Loretto Petrucci, born in Capostrada, Italy on this day in 1929, won Milan-San Remo in 1951, 1952 and 1953.

George Atkins, born in Leicester, Great Britain on this day in 1991, won the National Junior Road Race, Pursuit and - with Dan McClay - Madison championships in 2009. In 2010, he won the Points race at the National Track Championships and came second on Stage 1 at the Under-23 Tour of Berlin, then in 2011 he won the Scottish Hill Climb Championships and was second at the National Under-23 Individual Time Trial Championships and in 2012 he won the Jock Wadley Memorial.

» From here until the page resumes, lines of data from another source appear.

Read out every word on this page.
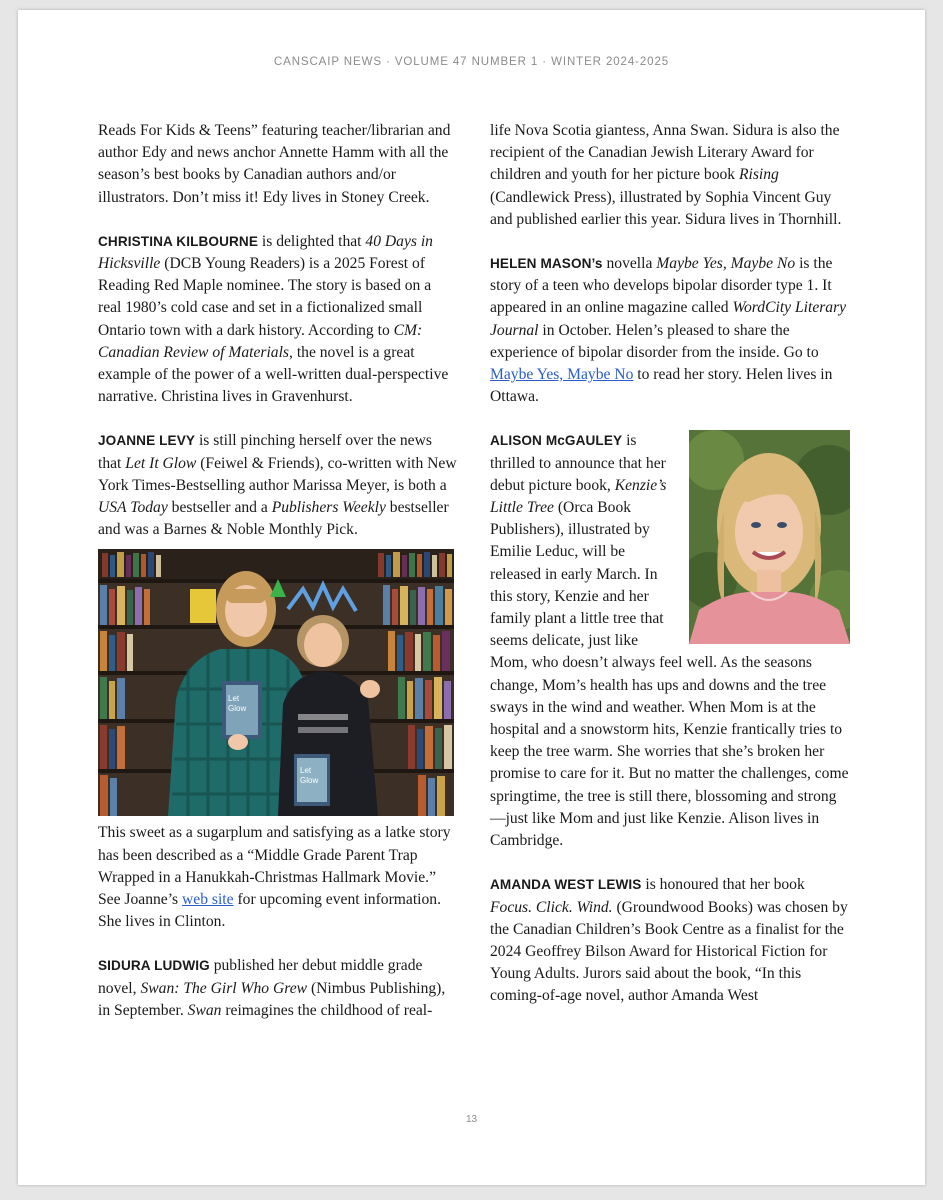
CANSCAIP NEWS · VOLUME 47 NUMBER 1 · WINTER 2024-2025

Reads For Kids & Teens” featuring teacher/librarian and author Edy and news anchor Annette Hamm with all the season’s best books by Canadian authors and/or illustrators. Don’t miss it! Edy lives in Stoney Creek.

CHRISTINA KILBOURNE is delighted that 40 Days in Hicksville (DCB Young Readers) is a 2025 Forest of Reading Red Maple nominee. The story is based on a real 1980’s cold case and set in a fictionalized small Ontario town with a dark history. According to CM: Canadian Review of Materials, the novel is a great example of the power of a well-written dual-perspective narrative. Christina lives in Gravenhurst.

JOANNE LEVY is still pinching herself over the news that Let It Glow (Feiwel & Friends), co-written with New York Times-Bestselling author Marissa Meyer, is both a USA Today bestseller and a Publishers Weekly bestseller and was a Barnes & Noble Monthly Pick.

Let
Glow
Let
Glow

This sweet as a sugarplum and satisfying as a latke story has been described as a “Middle Grade Parent Trap Wrapped in a Hanukkah-Christmas Hallmark Movie.” See Joanne’s web site for upcoming event information. She lives in Clinton.

SIDURA LUDWIG published her debut middle grade novel, Swan: The Girl Who Grew (Nimbus Publishing), in September. Swan reimagines the childhood of real-

life Nova Scotia giantess, Anna Swan. Sidura is also the recipient of the Canadian Jewish Literary Award for children and youth for her picture book Rising (Candlewick Press), illustrated by Sophia Vincent Guy and published earlier this year. Sidura lives in Thornhill.

HELEN MASON’s novella Maybe Yes, Maybe No is the story of a teen who develops bipolar disorder type 1. It appeared in an online magazine called WordCity Literary Journal in October. Helen’s pleased to share the experience of bipolar disorder from the inside. Go to Maybe Yes, Maybe No to read her story. Helen lives in Ottawa.

ALISON McGAULEY is thrilled to announce that her debut picture book, Kenzie’s Little Tree (Orca Book Publishers), illustrated by Emilie Leduc, will be released in early March. In this story, Kenzie and her family plant a little tree that seems delicate, just like Mom, who doesn’t always feel well. As the seasons change, Mom’s health has ups and downs and the tree sways in the wind and weather. When Mom is at the hospital and a snowstorm hits, Kenzie frantically tries to keep the tree warm. She worries that she’s broken her promise to care for it. But no matter the challenges, come springtime, the tree is still there, blossoming and strong—just like Mom and just like Kenzie. Alison lives in Cambridge.

AMANDA WEST LEWIS is honoured that her book Focus. Click. Wind. (Groundwood Books) was chosen by the Canadian Children’s Book Centre as a finalist for the 2024 Geoffrey Bilson Award for Historical Fiction for Young Adults. Jurors said about the book, “In this coming-of-age novel, author Amanda West

13
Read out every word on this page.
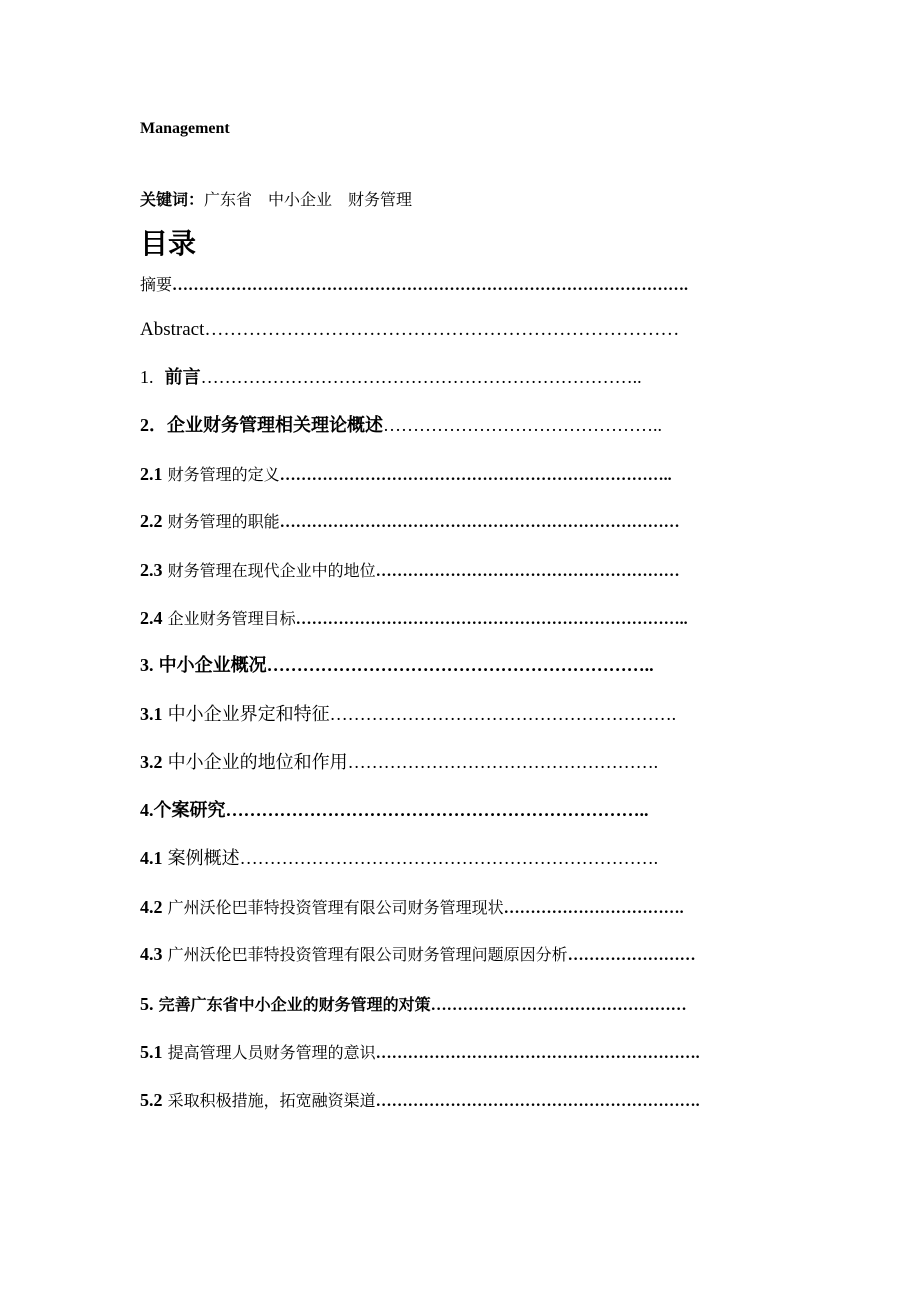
Management
关键词：广东省　中小企业　财务管理
目录
摘要…………………………………………………………………………………….
Abstract…………………………………………………………………
1. 前言………………………………………………………………..
2．企业财务管理相关理论概述………………………………………..
2.1 财务管理的定义………………………………………………………………..
2.2 财务管理的职能…………………………………………………………………
2.3 财务管理在现代企业中的地位…………………………………………………
2.4 企业财务管理目标………………………………………………………………..
3. 中小企业概况………………………………………………………..
3.1 中小企业界定和特征………………………………………………….
3.2 中小企业的地位和作用…………………………………………….
4.个案研究……………………………………………………………..
4.1 案例概述…………………………………………………………….
4.2 广州沃伦巴菲特投资管理有限公司财务管理现状…………………………….
4.3 广州沃伦巴菲特投资管理有限公司财务管理问题原因分析……………………
5. 完善广东省中小企业的财务管理的对策…………………………………………
5.1 提高管理人员财务管理的意识…………………………………………………….
5.2 采取积极措施，拓宽融资渠道…………………………………………………….
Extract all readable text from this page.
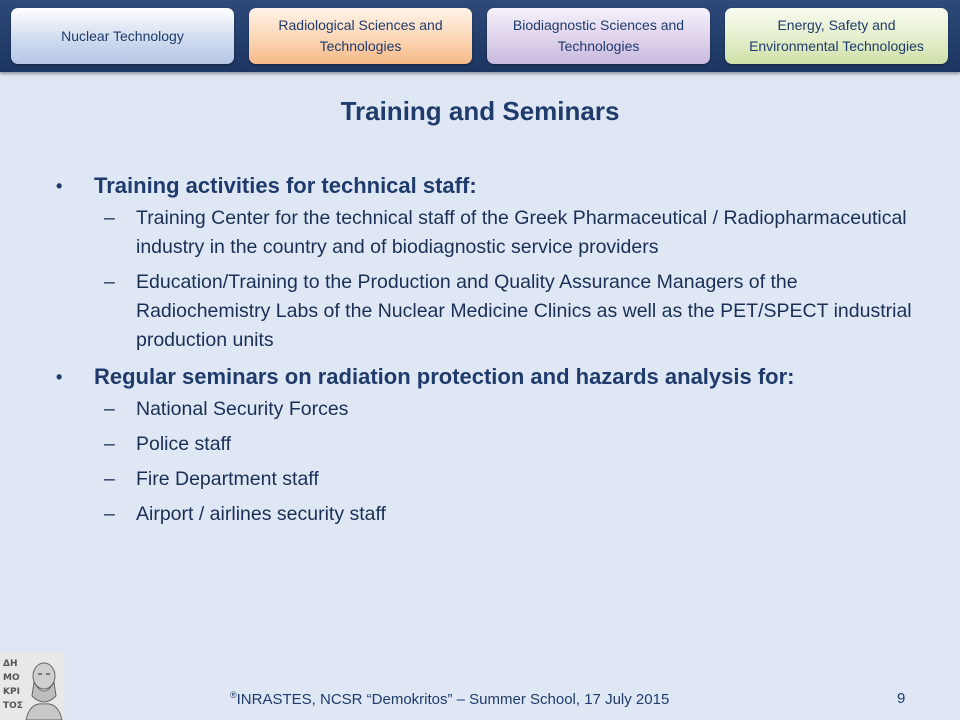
Nuclear Technology
Radiological Sciences and Technologies
Biodiagnostic Sciences and Technologies
Energy, Safety and Environmental Technologies
Training and Seminars
• Training activities for technical staff:
– Training Center for the technical staff of the Greek Pharmaceutical / Radiopharmaceutical industry in the country and of biodiagnostic service providers
– Education/Training to the Production and Quality Assurance Managers of the Radiochemistry Labs of the Nuclear Medicine Clinics as well as the PET/SPECT industrial production units
• Regular seminars on radiation protection and hazards analysis for:
– National Security Forces
– Police staff
– Fire Department staff
– Airport / airlines security staff
ΔΗ
ΜΟ
ΚΡΙ
ΤΟΣ
®INRASTES, NCSR “Demokritos” – Summer School, 17 July 2015	9
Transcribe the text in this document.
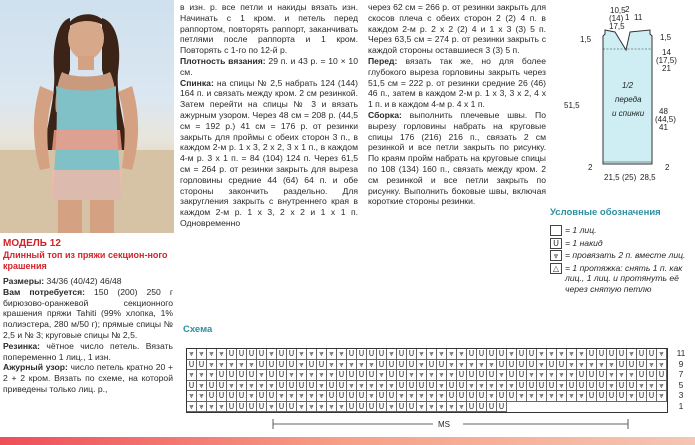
МОДЕЛЬ 12
Длинный топ из пряжи секцион-ного крашения

Размеры: 34/36 (40/42) 46/48

Вам потребуется: 150 (200) 250 г бирюзово-оранжевой секционного крашения пряжи Tahiti (99% хлопка, 1% полиэстера, 280 м/50 г); прямые спицы № 2,5 и № 3; круговые спицы № 2,5.

Резинка: чётное число петель. Вязать попеременно 1 лиц., 1 изн.

Ажурный узор: число петель кратно 20 + 2 + 2 кром. Вязать по схеме, на которой приведены только лиц. р.,

в изн. р. все петли и накиды вязать изн. Начинать с 1 кром. и петель перед раппортом, повторять раппорт, заканчивать петлями после раппорта и 1 кром. Повторять с 1-го по 12-й р.

Плотность вязания: 29 п. и 43 р. = 10 × 10 см.

Спинка: на спицы № 2,5 набрать 124 (144) 164 п. и связать между кром. 2 см резинкой. Затем перейти на спицы № 3 и вязать ажурным узором. Через 48 см = 208 р. (44,5 см = 192 р.) 41 см = 176 р. от резинки закрыть для проймы с обеих сторон 3 п., в каждом 2-м р. 1 х 3, 2 х 2, 3 х 1 п., в каждом 4-м р. 3 х 1 п. = 84 (104) 124 п. Через 61,5 см = 264 р. от резинки закрыть для выреза горловины средние 44 (64) 64 п. и обе стороны закончить раздельно. Для закругления закрыть с внутреннего края в каждом 2-м р. 1 х 3, 2 х 2 и 1 х 1 п. Одновременно

через 62 см = 266 р. от резинки закрыть для скосов плеча с обеих сторон 2 (2) 4 п. в каждом 2-м р. 2 х 2 (2) 4 и 1 х 3 (3) 5 п. Через 63,5 см = 274 р. от резинки закрыть с каждой стороны оставшиеся 3 (3) 5 п.

Перед: вязать так же, но для более глубокого выреза горловины закрыть через 51,5 см = 222 р. от резинки средние 26 (46) 46 п., затем в каждом 2-м р. 1 х 3, 3 х 2, 4 х 1 п. и в каждом 4-м р. 4 х 1 п.

Сборка: выполнить плечевые швы. По вырезу горловины набрать на круговые спицы 176 (216) 216 п., связать 2 см резинкой и все петли закрыть по рисунку. По краям пройм набрать на круговые спицы по 108 (134) 160 п., связать между кром. 2 см резинкой и все петли закрыть по рисунку. Выполнить боковые швы, включая короткие стороны резинки.

10,5
(14)
17,5
2
1 11
1,5
14
(17,5)
21
1,5
51,5
1/2
переда
и спинки 48
(44,5)
41
2	2
21,5 (25) 28,5
Условные обозначения
= 1 лиц.
U = 1 накид
⩔ = провязать 2 п. вместе лиц.
△ = 1 протяжка: снять 1 п. как лиц., 1 лиц. и протянуть её через снятую петлю
Схема
⩔ ⩔ ⩔ ⩔ U U U U ⩔ U U ⩔ ⩔ ⩔ ⩔ ⩔ U U U U ⩔ U U ⩔ ⩔ ⩔ ⩔ ⩔ U U U U ⩔ U U ⩔ ⩔ ⩔ ⩔ ⩔ U U U U ⩔ U U ⩔
U U ⩔ ⩔ ⩔ ⩔ ⩔ U U U U ⩔ U U ⩔ ⩔ ⩔ ⩔ ⩔ U U U U ⩔ U U ⩔ ⩔ ⩔ ⩔ ⩔ U U U U ⩔ U U ⩔ ⩔ ⩔ ⩔ ⩔ U U U ⩔ ⩔
⩔ ⩔ ⩔ U U U U ⩔ U U ⩔ ⩔ ⩔ ⩔ ⩔ U U U U ⩔ U U ⩔ ⩔ ⩔ ⩔ ⩔ U U U U ⩔ U U ⩔ ⩔ ⩔ ⩔ ⩔ U U U ⩔ ⩔ ⩔ U U U
U ⩔ U U ⩔ ⩔ ⩔ ⩔ ⩔ U U U U ⩔ U U ⩔ ⩔ ⩔ ⩔ ⩔ U U U U ⩔ U U ⩔ ⩔ ⩔ ⩔ ⩔ U U U U ⩔ U U U U ⩔ U U ⩔ ⩔ ⩔
⩔ ⩔ U U U U ⩔ U U ⩔ ⩔ ⩔ ⩔ ⩔ U U U U ⩔ U U ⩔ ⩔ ⩔ ⩔ ⩔ U U U U ⩔ U U ⩔ ⩔ ⩔ ⩔ ⩔ ⩔ ⩔ U U U U ⩔ U U ⩔
⩔ ⩔ ⩔ ⩔ U U U U ⩔ U U ⩔ ⩔ ⩔ ⩔ ⩔ U U U U ⩔ U U ⩔ ⩔ ⩔ ⩔ ⩔ U U U U
11
9
7
5
3
1
MS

Serge Baguet, born in Opbrakel, Belgium on this day in 1969, won Stage 2 at the 1993 Tour of Britain, Stage 17 at the 2003 Tour de France and the National Road Race Championship in 2005.

Paul Egli
Jeff Williams, who was born on this day in 1958, won the British National Hill Climb Championship in 1979 on the Bovey Tracey-Haytor road in Devon. His time, 12'44", remains the record at the time of writing. In 1982 he won the National Hill Climb and Road Race Championships, the only man to have ever done so.

Paul Egli, born on this day in 1911, was Swiss Amateur Cycle Cross Champion and won a silver medal at the World Amateur Road Race Championship in 1932, the took the gold at the latter event the following year. In 1935 he became the professional National Road Race Champion, a title he defended in 1936, when he also won Stage 1 and wore the maillot jaune at the Tour de France. Racing in the professional World Road Race Championships a year later he won bronze, then silver in 1938.

Other cyclists born on this day: Thomas Kvist (Denmark, 1987); Boontom Prasongquamdee (Thailand, 1946); Alges Maasikmets (Estonia, 1968); John Lieswyn (USA, 1968); Alan McCormack (Ireland, 1956); Gianni Giacomini (Italy, 1958); Theo Nikkessen (Netherlands, 1941).